The simplest expression containing an implicit body is begin.

begin	[Special Form]
=>  values
The body consists of any number of expressions separated by semicolons. begin executes the expressions in the body sequentially. The values of the last expression are returned. If there are no expressions in the body, #f is returned.
  close(airlock.outer-door);	// this
  pressurize(airlock);	// is an
  open(airlock.inner-door);	// implicit body
Programs only need to use begin explicitly in order to limit the scope of a lexical variable, or in situations where a single expression is expected, such as an argument to a function call. Many other expressions contain implicit bodies. For example, the body of a method definition is an implicit body, and the if statement has an implicit body in each sub-part.
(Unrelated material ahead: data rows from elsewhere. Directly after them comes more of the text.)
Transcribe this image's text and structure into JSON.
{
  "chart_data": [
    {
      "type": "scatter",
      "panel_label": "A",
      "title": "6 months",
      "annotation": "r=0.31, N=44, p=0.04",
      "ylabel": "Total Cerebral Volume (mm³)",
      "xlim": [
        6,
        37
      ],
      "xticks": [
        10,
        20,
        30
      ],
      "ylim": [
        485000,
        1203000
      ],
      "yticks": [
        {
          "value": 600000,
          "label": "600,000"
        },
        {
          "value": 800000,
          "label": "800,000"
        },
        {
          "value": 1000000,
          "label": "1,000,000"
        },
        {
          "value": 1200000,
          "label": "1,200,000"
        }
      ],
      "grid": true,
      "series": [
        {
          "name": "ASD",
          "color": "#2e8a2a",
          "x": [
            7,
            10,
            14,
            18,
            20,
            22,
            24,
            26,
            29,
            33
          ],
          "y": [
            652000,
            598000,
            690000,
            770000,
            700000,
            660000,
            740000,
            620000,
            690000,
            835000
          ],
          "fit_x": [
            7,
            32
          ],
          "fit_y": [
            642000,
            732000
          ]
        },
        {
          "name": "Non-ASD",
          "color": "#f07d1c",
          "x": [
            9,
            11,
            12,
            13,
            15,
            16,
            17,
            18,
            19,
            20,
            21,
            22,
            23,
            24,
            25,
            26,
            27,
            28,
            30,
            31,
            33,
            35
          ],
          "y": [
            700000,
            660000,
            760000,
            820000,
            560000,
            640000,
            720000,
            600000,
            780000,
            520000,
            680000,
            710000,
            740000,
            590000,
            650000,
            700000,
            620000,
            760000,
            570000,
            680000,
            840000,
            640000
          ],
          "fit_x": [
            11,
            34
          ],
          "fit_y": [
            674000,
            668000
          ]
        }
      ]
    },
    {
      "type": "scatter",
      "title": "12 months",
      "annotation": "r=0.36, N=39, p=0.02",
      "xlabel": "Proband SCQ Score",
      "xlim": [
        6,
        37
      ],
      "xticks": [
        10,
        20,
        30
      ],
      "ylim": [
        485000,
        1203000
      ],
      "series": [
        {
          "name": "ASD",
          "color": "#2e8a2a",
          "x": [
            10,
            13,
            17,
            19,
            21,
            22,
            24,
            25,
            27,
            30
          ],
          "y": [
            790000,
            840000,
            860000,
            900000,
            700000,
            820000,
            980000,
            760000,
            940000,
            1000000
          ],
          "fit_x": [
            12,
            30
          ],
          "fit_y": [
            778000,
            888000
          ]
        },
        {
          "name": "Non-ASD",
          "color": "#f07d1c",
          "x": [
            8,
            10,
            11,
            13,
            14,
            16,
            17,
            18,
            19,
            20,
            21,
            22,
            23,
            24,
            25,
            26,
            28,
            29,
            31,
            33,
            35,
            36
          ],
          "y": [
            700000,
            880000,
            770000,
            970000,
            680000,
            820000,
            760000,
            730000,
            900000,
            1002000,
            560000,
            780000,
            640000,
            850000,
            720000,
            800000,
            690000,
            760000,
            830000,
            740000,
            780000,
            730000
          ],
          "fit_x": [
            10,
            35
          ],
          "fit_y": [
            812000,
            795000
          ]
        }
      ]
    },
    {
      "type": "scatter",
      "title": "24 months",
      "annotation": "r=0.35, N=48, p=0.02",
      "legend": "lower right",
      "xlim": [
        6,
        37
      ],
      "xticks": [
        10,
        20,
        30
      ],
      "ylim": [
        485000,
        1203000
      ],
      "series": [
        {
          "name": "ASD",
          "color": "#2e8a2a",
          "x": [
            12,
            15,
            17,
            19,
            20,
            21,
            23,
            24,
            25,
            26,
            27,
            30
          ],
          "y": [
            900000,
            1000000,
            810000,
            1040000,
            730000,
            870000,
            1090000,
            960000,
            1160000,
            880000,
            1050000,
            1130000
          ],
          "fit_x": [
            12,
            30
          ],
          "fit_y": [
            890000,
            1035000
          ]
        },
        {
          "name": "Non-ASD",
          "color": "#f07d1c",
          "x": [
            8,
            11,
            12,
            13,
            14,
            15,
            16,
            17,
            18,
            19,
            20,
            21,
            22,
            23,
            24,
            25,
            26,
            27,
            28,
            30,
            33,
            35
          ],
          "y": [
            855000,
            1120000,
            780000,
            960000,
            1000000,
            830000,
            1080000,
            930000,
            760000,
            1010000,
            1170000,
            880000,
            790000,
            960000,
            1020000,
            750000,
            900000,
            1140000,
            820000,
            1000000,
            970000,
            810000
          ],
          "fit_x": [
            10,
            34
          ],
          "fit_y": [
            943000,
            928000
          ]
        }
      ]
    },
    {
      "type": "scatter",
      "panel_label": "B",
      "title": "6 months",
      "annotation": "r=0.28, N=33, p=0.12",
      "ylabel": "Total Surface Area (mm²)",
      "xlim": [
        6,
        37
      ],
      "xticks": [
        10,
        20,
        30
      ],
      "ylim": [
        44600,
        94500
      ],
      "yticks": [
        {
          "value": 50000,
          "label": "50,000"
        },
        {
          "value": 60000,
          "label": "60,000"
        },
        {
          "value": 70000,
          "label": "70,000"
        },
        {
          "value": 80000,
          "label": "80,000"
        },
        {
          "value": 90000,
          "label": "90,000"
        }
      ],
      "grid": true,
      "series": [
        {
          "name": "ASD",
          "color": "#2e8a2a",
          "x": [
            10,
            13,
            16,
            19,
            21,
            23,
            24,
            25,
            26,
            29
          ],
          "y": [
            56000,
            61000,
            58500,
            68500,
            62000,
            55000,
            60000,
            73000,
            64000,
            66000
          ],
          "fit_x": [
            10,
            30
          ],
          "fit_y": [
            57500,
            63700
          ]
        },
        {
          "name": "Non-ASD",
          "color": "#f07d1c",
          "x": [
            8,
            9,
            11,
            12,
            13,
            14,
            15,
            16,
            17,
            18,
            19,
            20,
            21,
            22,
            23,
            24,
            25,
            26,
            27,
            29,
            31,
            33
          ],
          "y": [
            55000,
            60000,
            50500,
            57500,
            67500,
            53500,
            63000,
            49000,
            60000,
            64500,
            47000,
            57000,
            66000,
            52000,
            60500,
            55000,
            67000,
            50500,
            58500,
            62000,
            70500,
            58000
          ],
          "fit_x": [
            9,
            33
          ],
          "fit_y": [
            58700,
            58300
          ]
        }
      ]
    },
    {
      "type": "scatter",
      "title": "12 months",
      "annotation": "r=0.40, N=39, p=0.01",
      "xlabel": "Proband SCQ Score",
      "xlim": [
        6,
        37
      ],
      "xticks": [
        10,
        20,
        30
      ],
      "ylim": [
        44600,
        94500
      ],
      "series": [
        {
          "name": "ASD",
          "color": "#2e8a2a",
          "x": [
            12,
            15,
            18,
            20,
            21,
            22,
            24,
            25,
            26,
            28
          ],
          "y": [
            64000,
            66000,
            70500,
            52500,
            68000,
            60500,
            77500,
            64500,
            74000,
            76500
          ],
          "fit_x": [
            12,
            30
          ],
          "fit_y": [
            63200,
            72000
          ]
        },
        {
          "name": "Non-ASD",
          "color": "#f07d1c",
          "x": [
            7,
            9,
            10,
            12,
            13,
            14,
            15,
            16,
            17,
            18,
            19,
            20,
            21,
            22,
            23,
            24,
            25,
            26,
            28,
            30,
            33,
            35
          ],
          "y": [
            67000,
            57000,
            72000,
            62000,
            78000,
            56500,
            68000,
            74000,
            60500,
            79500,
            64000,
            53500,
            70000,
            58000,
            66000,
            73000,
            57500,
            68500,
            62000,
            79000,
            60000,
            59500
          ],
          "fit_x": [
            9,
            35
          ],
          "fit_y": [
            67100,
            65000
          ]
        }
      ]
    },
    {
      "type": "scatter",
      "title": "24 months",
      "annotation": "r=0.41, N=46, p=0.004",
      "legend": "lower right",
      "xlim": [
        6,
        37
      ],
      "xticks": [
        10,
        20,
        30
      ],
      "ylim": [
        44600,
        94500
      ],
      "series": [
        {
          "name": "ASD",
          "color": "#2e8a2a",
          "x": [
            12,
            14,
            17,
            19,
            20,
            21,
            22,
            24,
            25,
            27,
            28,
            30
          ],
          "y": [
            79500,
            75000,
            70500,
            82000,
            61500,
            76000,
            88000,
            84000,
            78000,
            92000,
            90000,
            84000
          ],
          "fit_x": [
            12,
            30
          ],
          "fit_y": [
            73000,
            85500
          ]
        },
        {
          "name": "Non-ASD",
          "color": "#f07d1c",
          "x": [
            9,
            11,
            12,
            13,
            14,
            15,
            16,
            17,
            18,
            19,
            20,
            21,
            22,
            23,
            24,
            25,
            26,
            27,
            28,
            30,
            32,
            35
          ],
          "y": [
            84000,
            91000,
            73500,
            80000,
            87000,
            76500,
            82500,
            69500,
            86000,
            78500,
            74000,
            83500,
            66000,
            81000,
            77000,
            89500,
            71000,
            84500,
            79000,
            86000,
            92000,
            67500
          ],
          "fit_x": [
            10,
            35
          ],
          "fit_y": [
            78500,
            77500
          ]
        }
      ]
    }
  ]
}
if (moon-phase == #"full")
  wolf-form(werewolf);	// this is an
  howl-at-moon(werewolf);	// implicit body
end if;
Some statements use the word end to mark the end of an implicit body. Other statements use other markers, such as the else that marks the end of the first implicit body in an if statement. The syntax description for each statement defines where implicit bodies may appear, and how the boundary is marked.


Multiple expressions, such as top-level expressions appearing in source files, are separated by a semicolon ";". Semicolons are also required to separate all but the last expression in implicit bodies. The semicolon after the last expression is optional.